Exciting interim monitoring results from a 2009 Silva Cell installation.

The Queensway is a major thoroughfare in Toronto that, after its construction in the 1950s, incorporated streetcar service as well as vehicle traffic. Starting in the 2000s, there was an increase in residential development, and the area has undergone new construction projects in order to accommodate a growing population seeking easy access to downtown. During this period of development, in 2009, a Silva Cell pilot project was undertaken along a commercial stretch of Queensway to demonstrate how incorporating soil into the urban landscape can be used to grow mature trees and manage stormwater runoff as the source control. The interim results of that pilot study are now available.

Toronto Water, the city’s water authority, wanted to test the Silva Cell’s capacity to manage surface runoff. In conjunction with Ryerson University and DeepRoot Canada Corp., the city installed a proof-of-concept installation on the Queensway, a commercial area between Moynes and Berl Avenue on the North side. Pave-Al, the contractor, excavated trenches for two Silva Cell systems, each two frames deep and with spots for two tree openings that straddled the sidewalk and parking bays.

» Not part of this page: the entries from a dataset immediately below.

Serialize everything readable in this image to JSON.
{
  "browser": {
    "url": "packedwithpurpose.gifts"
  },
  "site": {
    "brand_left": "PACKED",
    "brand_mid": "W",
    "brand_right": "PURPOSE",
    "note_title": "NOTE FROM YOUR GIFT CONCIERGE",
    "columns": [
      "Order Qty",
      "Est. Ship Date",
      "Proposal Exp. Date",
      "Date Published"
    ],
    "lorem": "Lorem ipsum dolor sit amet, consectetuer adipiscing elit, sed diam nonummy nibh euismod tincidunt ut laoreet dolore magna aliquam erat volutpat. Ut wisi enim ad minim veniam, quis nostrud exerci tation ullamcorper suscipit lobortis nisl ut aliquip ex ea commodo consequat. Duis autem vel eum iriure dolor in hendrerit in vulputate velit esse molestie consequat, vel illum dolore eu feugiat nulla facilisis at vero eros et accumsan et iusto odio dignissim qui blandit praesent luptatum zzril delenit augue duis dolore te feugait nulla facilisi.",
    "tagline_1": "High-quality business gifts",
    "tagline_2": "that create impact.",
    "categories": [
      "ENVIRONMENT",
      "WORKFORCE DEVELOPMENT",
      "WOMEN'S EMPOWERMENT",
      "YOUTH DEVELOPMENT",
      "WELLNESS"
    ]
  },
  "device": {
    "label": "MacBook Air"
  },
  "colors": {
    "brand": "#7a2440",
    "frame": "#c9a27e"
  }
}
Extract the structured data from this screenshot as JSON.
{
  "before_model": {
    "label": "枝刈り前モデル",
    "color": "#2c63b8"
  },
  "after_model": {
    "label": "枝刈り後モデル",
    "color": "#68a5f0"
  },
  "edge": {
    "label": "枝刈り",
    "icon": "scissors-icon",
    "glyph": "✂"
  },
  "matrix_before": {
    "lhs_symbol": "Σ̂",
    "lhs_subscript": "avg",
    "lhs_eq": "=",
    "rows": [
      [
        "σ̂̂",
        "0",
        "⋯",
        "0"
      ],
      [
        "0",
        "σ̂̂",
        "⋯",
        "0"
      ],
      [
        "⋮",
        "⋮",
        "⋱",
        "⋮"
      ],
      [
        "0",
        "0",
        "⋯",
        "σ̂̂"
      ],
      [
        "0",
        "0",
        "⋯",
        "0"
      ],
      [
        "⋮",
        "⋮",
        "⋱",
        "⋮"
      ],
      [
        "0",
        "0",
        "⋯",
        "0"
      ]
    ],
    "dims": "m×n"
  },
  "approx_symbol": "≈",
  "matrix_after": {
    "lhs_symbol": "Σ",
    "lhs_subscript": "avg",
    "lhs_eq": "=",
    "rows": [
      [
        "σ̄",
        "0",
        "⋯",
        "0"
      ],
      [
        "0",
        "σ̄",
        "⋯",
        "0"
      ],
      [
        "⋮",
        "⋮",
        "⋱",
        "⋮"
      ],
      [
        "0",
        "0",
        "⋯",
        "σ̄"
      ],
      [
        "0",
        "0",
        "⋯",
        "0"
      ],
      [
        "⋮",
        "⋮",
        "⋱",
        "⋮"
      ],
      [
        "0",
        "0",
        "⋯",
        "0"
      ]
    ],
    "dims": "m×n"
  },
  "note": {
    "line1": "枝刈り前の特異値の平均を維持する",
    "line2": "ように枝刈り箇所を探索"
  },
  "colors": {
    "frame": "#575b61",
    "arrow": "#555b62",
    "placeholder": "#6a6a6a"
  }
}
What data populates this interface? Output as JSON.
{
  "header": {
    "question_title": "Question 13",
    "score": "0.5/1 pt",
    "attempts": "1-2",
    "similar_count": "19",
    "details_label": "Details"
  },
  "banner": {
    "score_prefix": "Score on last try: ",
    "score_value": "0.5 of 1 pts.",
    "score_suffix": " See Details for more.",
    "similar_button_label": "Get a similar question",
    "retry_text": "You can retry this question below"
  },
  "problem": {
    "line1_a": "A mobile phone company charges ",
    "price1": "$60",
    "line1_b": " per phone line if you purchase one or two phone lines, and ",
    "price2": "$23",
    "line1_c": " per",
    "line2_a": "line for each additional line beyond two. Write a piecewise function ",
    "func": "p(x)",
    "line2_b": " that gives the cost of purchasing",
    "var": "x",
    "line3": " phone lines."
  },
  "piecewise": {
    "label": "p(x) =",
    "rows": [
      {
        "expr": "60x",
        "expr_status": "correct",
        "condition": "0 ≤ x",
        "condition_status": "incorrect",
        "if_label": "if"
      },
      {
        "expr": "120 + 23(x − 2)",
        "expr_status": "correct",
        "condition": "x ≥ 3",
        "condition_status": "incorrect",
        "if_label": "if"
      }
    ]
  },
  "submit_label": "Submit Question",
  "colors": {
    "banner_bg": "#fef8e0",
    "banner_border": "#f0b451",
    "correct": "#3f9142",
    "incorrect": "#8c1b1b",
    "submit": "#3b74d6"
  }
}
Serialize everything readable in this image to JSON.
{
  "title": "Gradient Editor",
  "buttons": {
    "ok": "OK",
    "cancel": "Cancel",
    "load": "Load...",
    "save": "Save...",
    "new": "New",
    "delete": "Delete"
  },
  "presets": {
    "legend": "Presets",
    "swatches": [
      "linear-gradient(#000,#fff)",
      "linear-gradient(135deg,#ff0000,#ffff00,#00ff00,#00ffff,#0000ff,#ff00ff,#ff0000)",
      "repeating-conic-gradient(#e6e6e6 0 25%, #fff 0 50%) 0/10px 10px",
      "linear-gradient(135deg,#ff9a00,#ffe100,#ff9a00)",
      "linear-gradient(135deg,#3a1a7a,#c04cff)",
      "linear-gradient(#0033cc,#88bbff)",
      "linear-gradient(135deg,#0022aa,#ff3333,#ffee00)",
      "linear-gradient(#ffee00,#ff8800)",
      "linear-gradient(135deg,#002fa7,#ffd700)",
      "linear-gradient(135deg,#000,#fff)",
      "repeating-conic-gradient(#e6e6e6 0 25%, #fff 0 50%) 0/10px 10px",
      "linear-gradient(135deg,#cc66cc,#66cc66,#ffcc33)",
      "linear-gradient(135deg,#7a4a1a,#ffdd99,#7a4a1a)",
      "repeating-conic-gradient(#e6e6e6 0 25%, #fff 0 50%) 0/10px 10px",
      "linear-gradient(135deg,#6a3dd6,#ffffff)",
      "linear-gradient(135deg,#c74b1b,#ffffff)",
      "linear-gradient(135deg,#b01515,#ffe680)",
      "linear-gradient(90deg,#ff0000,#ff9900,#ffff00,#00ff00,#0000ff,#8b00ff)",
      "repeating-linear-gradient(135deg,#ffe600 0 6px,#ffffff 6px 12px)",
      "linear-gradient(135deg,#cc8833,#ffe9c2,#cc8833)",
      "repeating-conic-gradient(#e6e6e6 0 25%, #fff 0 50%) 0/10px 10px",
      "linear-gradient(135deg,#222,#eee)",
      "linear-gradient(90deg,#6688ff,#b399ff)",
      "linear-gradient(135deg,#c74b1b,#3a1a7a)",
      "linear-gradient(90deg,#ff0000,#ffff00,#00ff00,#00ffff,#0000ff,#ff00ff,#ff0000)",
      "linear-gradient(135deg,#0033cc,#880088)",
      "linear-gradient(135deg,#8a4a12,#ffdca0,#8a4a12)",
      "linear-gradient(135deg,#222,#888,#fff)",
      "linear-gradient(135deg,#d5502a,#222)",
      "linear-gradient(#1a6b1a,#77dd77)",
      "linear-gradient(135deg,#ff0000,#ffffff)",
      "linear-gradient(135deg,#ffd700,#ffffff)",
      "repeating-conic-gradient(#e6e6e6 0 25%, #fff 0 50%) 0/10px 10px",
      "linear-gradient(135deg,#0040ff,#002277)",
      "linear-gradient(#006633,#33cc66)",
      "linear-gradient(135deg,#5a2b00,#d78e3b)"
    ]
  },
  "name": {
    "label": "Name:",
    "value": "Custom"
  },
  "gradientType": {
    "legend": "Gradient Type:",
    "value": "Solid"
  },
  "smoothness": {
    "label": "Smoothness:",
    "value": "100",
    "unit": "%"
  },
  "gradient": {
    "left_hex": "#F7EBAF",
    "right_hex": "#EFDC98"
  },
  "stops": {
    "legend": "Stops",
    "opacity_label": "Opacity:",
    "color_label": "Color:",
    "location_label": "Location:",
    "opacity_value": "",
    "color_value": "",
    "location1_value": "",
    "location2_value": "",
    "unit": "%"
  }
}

The Silva Cells were filled with a bioretention soil mix that has a 20% water holding capacity. All of the rainwater runoff is collected in the city’s standard stormwater catch basin. In effect, the Silva Cell is being used to create a giant raingarden underneath the sidewalks and parking bays that serves two purposes: reducing peak-flow runoff and filtering out pollutants.

A typical rain event in Toronto is 0.09-0.12” (2-3 mm) in 24 hours, and 50% of Toronto’s annual precipitation events are less than .19” (5 mm). The Silva Cell system was sized and laid out to manage the runoff from a 2” (5 cm)/24 hour rain event. The system captures all of the run-off from the crown of the street to the building face and from one end of the block to the other. All of this water is cleaned, retained, and detained by the bioretention soil. The system also meets AASHTO H-20 loading requirements to support parking. The entire installation took three days to complete and provides a total of almost 600 cubic feet (16 cubic meters) of soil per tree.

An 8” (20 cm) PVC pipe runs from the street catch basin into the top layer of the Silva Cell system, delivering all of the surface runoff from the roadway and adjacent sidewalk into the bioretention soil. A perforated PVC pipe then distributes the surface runoff evenly throughout the soil and the water infiltrates through the soil until it reaches the bottom of the system. At the bottom of the trench is a perforated drain line that carries any excess overflow into the existing stormwater system. Depending on the site, the runoff that percolates to the bottom of the Silva Cell system can be infiltrated into the subsoil to help replenish the aquifer.

As the two trees in each of the trenches mature, they significantly increase the efficiency of the system, evapotranspiring large volumes of rainwater out of the soil through their roots systems, and interdicting and evaporating much of the rainfall with their canopies.

The City, with assistance from Ryerson, installed monitoring equipment to track the volume of infiltration and quality of water in and out of the Silva Cells. According to an interim results report both sets of trees were irrigated with stormwater runoff for four years.

After four years, one set of trees was disconnected from the associated catch basin – meaning it only receives whatever water that happens to flow into the tree opening – in order to create a control. The other tree was left connected. The pollutant reduction concentration results, and well as other interim findings, are included in a report issued by the city. The system will continue to be monitored throughout 2016, and a full report should be complete in 2017.